Here’s what’s up in the world of TV for Thursday, May 5. All times are Eastern.
Grey’s Anatomy (ABC, 8 p.m.): Between Batman V. Superman: Dawn Of Justice and Captain America: Civil War, this spring is all about legends duking it out. And Grey’s Anatomy won’t let superhero movies have all the fun. Tonight Callie Torres and Arizona Robbins—the two halves of former power couple “Calzona”—battle in the courtroom for custody of their daughter. Whether or not Spider-Man and/or Wonder Woman will make a cameo is anyone’s guess. Personally, Caroline Siede would prefer to see Meredith Grey get a visit from her old boss, Daredevil.

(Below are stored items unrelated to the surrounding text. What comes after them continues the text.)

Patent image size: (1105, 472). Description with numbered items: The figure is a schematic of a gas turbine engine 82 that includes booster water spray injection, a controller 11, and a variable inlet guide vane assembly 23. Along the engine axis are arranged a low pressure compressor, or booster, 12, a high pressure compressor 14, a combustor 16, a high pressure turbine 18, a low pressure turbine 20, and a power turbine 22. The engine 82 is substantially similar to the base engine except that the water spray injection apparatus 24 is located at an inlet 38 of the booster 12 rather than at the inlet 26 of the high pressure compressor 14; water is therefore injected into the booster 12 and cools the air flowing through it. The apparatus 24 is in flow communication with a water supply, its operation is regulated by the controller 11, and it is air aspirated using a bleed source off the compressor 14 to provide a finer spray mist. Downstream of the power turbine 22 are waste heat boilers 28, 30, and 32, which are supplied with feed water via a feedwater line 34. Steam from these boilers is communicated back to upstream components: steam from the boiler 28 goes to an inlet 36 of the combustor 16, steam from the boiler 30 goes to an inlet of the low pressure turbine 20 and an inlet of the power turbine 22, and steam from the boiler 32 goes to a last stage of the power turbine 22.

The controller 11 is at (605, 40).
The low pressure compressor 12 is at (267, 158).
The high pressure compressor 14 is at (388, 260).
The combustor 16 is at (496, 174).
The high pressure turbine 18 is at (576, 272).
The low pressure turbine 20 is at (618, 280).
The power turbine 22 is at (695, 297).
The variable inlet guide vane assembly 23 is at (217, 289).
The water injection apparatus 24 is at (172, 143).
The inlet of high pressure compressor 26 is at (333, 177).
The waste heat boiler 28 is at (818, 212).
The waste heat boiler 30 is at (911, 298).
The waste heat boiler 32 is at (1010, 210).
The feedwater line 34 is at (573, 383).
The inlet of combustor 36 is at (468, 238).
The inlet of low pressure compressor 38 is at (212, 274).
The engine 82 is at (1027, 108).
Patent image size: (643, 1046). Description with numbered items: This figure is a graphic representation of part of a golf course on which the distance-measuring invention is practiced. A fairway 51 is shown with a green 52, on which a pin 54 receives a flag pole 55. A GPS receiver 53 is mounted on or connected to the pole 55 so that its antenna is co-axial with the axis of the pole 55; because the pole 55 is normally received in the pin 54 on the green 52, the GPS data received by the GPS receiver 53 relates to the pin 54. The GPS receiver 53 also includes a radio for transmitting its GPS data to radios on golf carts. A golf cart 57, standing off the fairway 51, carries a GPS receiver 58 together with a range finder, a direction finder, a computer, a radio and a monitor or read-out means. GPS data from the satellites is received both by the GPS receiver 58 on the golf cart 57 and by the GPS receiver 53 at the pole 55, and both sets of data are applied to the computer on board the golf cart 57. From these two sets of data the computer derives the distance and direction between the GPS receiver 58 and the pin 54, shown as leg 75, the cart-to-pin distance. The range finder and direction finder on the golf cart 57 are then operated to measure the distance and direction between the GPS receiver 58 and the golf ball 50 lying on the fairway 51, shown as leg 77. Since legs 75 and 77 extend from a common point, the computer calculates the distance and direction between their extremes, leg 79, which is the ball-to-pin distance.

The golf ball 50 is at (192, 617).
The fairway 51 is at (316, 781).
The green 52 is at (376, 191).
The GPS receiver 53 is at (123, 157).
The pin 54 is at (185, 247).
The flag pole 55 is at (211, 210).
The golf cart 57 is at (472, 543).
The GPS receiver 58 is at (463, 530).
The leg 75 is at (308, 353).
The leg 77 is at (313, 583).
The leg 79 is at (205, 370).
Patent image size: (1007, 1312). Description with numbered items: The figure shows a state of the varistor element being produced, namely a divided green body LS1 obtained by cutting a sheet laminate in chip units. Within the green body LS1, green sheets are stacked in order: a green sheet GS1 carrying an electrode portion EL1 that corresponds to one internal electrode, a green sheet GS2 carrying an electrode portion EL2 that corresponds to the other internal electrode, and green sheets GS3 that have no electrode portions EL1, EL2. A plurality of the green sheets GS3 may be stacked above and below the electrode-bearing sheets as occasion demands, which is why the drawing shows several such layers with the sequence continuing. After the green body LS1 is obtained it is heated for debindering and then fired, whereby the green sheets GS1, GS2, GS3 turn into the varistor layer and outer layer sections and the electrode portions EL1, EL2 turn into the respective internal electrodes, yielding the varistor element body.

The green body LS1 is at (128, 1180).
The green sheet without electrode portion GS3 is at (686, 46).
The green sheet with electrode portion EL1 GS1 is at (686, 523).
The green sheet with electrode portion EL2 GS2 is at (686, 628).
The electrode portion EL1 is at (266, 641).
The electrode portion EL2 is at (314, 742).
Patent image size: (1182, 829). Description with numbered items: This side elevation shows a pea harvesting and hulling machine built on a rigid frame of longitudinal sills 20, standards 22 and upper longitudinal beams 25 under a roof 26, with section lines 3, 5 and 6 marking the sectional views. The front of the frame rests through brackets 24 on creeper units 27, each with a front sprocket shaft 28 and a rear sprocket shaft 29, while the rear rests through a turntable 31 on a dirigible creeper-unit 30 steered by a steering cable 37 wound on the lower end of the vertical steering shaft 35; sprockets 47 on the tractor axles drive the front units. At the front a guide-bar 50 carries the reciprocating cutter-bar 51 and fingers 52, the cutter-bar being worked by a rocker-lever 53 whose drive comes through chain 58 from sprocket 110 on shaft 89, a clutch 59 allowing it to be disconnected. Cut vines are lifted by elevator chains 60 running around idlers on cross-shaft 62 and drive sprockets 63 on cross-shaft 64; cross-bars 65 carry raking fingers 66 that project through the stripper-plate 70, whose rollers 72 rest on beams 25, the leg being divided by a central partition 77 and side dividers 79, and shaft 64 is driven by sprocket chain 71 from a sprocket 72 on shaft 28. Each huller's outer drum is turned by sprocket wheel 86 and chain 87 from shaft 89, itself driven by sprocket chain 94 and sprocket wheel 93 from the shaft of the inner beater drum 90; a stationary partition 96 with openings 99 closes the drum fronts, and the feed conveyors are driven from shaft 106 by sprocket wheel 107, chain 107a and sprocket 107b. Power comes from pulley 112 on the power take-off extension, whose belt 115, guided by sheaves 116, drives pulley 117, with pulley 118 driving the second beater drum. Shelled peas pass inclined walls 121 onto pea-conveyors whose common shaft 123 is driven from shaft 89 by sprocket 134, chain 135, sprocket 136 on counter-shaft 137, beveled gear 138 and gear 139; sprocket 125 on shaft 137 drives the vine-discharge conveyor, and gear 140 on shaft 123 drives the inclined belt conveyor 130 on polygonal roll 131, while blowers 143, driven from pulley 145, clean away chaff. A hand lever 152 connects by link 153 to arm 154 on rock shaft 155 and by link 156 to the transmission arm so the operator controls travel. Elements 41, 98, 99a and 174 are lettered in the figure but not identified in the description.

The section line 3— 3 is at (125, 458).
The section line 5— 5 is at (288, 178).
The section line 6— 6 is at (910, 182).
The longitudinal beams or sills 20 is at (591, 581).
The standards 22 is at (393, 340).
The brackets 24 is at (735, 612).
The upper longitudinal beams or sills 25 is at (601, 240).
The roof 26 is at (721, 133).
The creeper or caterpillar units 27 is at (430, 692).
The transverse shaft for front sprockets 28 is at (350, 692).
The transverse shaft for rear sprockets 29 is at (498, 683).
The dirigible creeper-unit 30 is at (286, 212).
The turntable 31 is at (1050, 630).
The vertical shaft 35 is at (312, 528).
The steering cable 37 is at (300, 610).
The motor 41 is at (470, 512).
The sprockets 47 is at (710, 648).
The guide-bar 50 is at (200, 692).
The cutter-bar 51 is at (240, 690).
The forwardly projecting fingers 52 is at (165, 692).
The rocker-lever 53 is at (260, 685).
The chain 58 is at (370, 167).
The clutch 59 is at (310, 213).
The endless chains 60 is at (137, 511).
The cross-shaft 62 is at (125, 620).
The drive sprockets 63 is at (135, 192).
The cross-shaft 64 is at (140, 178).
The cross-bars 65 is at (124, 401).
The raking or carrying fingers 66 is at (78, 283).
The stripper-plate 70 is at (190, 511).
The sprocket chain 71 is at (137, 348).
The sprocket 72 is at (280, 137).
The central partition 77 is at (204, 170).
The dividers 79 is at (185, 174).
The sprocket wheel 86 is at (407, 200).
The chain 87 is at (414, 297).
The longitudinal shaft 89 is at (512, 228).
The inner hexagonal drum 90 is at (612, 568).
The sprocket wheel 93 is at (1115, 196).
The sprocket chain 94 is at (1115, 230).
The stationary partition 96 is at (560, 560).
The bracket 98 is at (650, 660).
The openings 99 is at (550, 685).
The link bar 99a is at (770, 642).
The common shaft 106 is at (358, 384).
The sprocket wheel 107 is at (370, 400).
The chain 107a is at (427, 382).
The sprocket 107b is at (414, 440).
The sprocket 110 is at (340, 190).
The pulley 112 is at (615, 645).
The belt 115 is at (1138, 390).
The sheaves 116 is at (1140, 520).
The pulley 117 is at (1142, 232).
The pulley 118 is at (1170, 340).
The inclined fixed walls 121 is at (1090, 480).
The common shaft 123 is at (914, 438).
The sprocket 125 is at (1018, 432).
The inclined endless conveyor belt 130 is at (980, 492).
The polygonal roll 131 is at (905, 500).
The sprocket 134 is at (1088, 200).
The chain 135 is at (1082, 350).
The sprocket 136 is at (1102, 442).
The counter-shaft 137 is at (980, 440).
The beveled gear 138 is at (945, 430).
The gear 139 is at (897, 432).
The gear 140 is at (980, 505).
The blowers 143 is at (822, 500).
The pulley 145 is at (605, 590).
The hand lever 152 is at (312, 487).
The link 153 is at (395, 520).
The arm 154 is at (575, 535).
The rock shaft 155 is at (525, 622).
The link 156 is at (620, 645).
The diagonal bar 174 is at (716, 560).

Scandal (ABC, 9 p.m.): Such is the state of this year’s presidential race that it’s somehow even more bonkers than the fictional one unfolding on Scandal. Which means we can’t really ignore the fact that tonight’s penultimate episode is called “Trump Card.” Even stranger, this episode is airing one day after Donald Trump became the presumptive Republican nominee and days after he accused Hillary Clinton of using her “Woman Card” to win votes. That’s either a pretty big coincidence or proof that Shonda Rhimes is some kind of prophet. Tonight Olivia and Abby decide they must team up if they hope to defeat Hollis. Elsewhere, “Edison realizes that joining forces with a manipulative Rowan and Jake may have been a poor choice on his part.” All Gwen Ihnat has to say about that is, “No shit, Sherlock.”
Inside Amy Schumer (Comedy Central, 10 p.m.): As she made fun of last week, Amy Schumer seems to be in the headlines every few days, whether she’s discussing body-shaming or being harassed by a photo-seeking fan. Tonight she tackles her fame head-on, starting with her nearly nude photoshoot with Annie Leibovitz. As Marah Eakin wrote in her pre-air review, Schumer’s increased fame means she’s now pulling from personal experiences that are far less relatable for fans (like having a nearly nude photoshoot with Annie Leibovitz). That being said, this is also an episode in which Schumer “eats pasta from the trash,” so maybe she’s not so different from the rest of us after all. (Not that Emily L. Stephens would ever eat trash pasta, of course.)
Marseille (Netflix, 3 a.m.): Gérard Depardieu stars in the new political drama Marseille, the first French series produced for Netflix. Depardieu plays the long-term mayor of Marseille, who winds up in a political battle with his protégé. Those who binge-watch new Netflix shows while doing chores should be sure to brush up on their French and/or their ability to read subtitles while folding laundry.
Millennials (Ovation, 7 p.m.): Listen up elders! Ovation attempts to do for millennials what the Seven Up! series did for British children of the 1960s. Filmed over the course of 15 years, the six-part series follows a diverse group of 22 people as they move from childhood into adulthood. Ovation is billing the series as a “real-life Boyhood,” but we’re guessing it has way less Patricia Arquette.
Project Runway All Stars (Lifetime, 9 p.m.): The final three contestants journey to the top of the new One World Trade Center to create collections inspired by New York City, which seems to be an idea Project Runway returns to basically every other week. Also Debra Messing is the guest judge so you know what that means:
Battlestar Galactica (11 a.m.): Battlestar Galactica makes its glorious return to our TV Club Classic Coverage! In “Flight Of The Phoenix,” a Cylon virus threatens Galactica and the only person who can help is Sharon. Then in “Pegasus,” Galactica comes across another battlestar and things go downhill from there. They say absence makes the heart grow fonder and Zack Handlen can’t wait to reunite with Star Trek alum Michelle Forbes as Admiral Helena Cain.
The Big Bang Theory (CBS, 8 p.m.)
The 100 (The CW, 9 p.m.)
The Catch (ABC, 10 p.m.)
Orphan Black (BBC America, 10 p.m.)
Archer (FX, 10 p.m.)
The West Wing, “Game On” (Netflix): Scandal offers a pretty cynical take on the modern political system, particularly now that its lead character is a straight-up murderer. Those who need a break from its bleak world can always retreat into the comfort of Aaron Sorkin’s liberal political fantasy, The West Wing. In “Game On,” incumbent President Bartlet faces off against his Republican opponent in a high-stakes debate. Bets, ties, and some high-level oratory ensue.